Konzerte zum 200. Geburtstag: Die Berliner Eisler-Hochschule feiert Clara Schumann

Schon früh regelte ein rigider Übungsplan das Leben von Pianistin Clara Schumann. Die Eisler-Hochschule ehrt die ruhelose Künstlerin mit einem Fest.

„Die Strahlende“ werde eine noch nie gesehene Weltkarriere als Solistin machen, davon war Friedrich Wieck fest überzeugt. Seine neuartige Klavierpädagogik sollte ihr den Weg ebnen: „nicht zu Tode üben“ (drei Stunden am Tag sind genug), nicht zu viel stricken, weil es „den Fingern die nöthige Lockerheit“ raube und jeden Tag tüchtig spazieren gehen, zur körperlichen Stärkung.

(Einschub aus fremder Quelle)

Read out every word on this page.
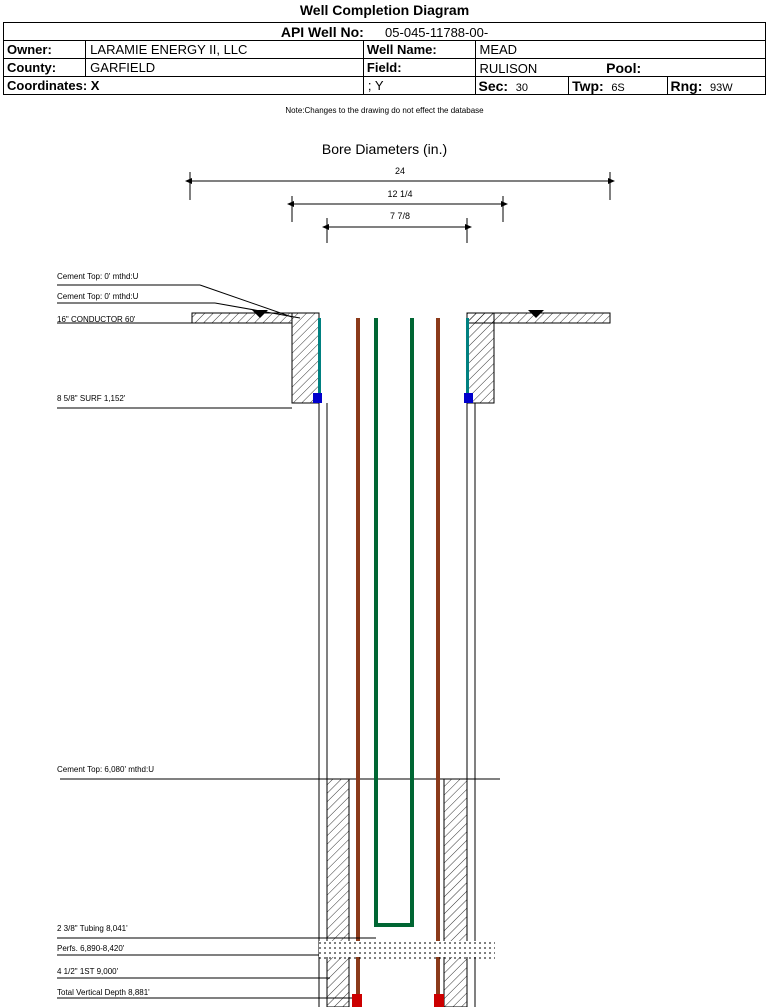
Well Completion Diagram
API Well No: 05-045-11788-00-					
Owner:	LARAMIE ENERGY II, LLC	Well Name:	MEAD		
County:	GARFIELD	Field:	RULISON Pool:		
Coordinates: X		; Y	Sec: 30	Twp: 6S	Rng: 93W
Note:Changes to the drawing do not effect the database
Bore Diameters (in.)
24
12 1/4
7 7/8
Cement Top: 0' mthd:U
Cement Top: 0' mthd:U
16" CONDUCTOR 60'
8 5/8" SURF 1,152'
Cement Top: 6,080' mthd:U
2 3/8" Tubing 8,041'
Perfs. 6,890-8,420'
4 1/2" 1ST 9,000'
Total Vertical Depth 8,881'
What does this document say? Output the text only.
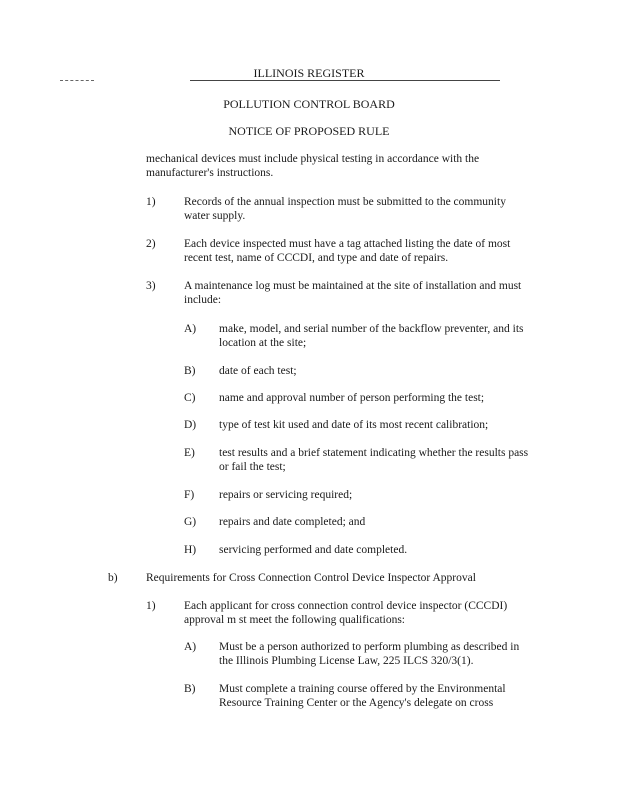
ILLINOIS REGISTER
POLLUTION CONTROL BOARD
NOTICE OF PROPOSED RULE
mechanical devices must include physical testing in accordance with the
manufacturer's instructions.
1) Records of the annual inspection must be submitted to the community
water supply.
2) Each device inspected must have a tag attached listing the date of most
recent test, name of CCCDI, and type and date of repairs.
3) A maintenance log must be maintained at the site of installation and must
include:
A) make, model, and serial number of the backflow preventer, and its
location at the site;
B) date of each test;
C) name and approval number of person performing the test;
D) type of test kit used and date of its most recent calibration;
E) test results and a brief statement indicating whether the results pass
or fail the test;
F) repairs or servicing required;
G) repairs and date completed; and
H) servicing performed and date completed.
b) Requirements for Cross Connection Control Device Inspector Approval
1) Each applicant for cross connection control device inspector (CCCDI)
approval m st meet the following qualifications:
A) Must be a person authorized to perform plumbing as described in
the Illinois Plumbing License Law, 225 ILCS 320/3(1).
B) Must complete a training course offered by the Environmental
Resource Training Center or the Agency's delegate on cross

Zum Zeitpunkt dieser Entscheidung über ihre Zukunft war Clara noch gar nicht zur Welt gekommen. Nachdem sie schließlich am 13. September 1819 in Leipzig geboren war, zog sie es in ihren ersten Lebensjahren vor, zu schweigen. Vielleicht, weil sie sich ganz in der Musik geborgen fühlte, vielleicht aber auch, weil der Lebensplan, der ihr zugedacht war, ihr den Atem nahm.

Mit neun debütierte sie im Gewandhaus. Goethe sagte über die junge Pianistin: „Das Mädchen hat mehr Kraft als sechs Knaben zusammen.“ Ein zwiespältiges Lob, zeigt es doch, mit welch hohem Energieeinsatz Clara für das Ziel kämpfte, das ihr der Vater gesteckt hatte. Zu ihrem 200. Geburtstag in diesem Jahr wird Clara Schumann, geborene Wieck, noch einmal neu entdeckt. CDs dokumentieren Programme, mit denen sie durch Europa reiste, und geben ihren eigenen Werken Raum.

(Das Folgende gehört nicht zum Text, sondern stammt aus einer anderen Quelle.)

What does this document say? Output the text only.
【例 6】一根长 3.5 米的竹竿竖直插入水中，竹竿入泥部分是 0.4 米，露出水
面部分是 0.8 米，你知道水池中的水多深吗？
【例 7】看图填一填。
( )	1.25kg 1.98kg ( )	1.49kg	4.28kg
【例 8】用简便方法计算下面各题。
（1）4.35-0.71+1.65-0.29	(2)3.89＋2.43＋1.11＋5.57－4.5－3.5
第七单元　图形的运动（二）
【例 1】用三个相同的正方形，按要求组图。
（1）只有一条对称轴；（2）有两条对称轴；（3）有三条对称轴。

Ihre Geburtsstadt Leipzig richtet ihr mit der Veranstaltungsreihe CLARA19 ein komplettes Festjahr aus, im Schumann-Haus eröffnet eine neue Dauerausstellung, die sich unter dem Titel „Experiment: Künstlerehe“ ganz dem Musikerpaar Robert und Clara widmet. Diese gegen den erbitterten Widerstand des Vaters letztlich vor Gericht ertrotzte Verbindung träumt von einem Bund auf Augenhöhe, einem Leben für die Kunst und die Liebe.

Auch hier sind die Erwartungen hoch, diesmal die eigenen. Mehr als 20.000 Briefe, die Clara und Robert wechseln, sind erhalten geblieben, noch immer werden neue entdeckt. Die flammendsten stammen aus der Zeit des von Vater Wieck auferlegten fast dreijährigen Schweigegebots vor der Ehe.

Viele Widerstände beeinflussen ihr Leben

Erst löst die ersehnte Vereinigung einen Rausch aus. Robert schreibt mehr als die Hälfte seiner 250 Lieder nieder. Die beiden fühlen sich als geistige Doppelgänger, wollen auch im Alltag die Poesie der kleinen Dinge retten und beginnen ein Ehetagebuch. Der komponierende Mann, der nur seine eigene Musik im Haus ertrug, notiert darin: „Rechts hängt ihr Marie am Kleid, Elise macht ihr auch zu schaffen, und der Mann sitzt in Gedanken vertieft.“

Noch schwingt da ein Hauch hellsichtiger Ironie mit, doch Roberts Geisteszustand ist labil, er verkraftet es nicht, seine berühmte Frau auf Tournee zu begleiten. Clara fehlt es ständig an Zeit zum Üben, zehn Schwangerschaften und acht Geburten zehren an dieser disziplinierten Frau, trüben ihre Stimmung, die dem Feiern eigentlich so zugetan ist.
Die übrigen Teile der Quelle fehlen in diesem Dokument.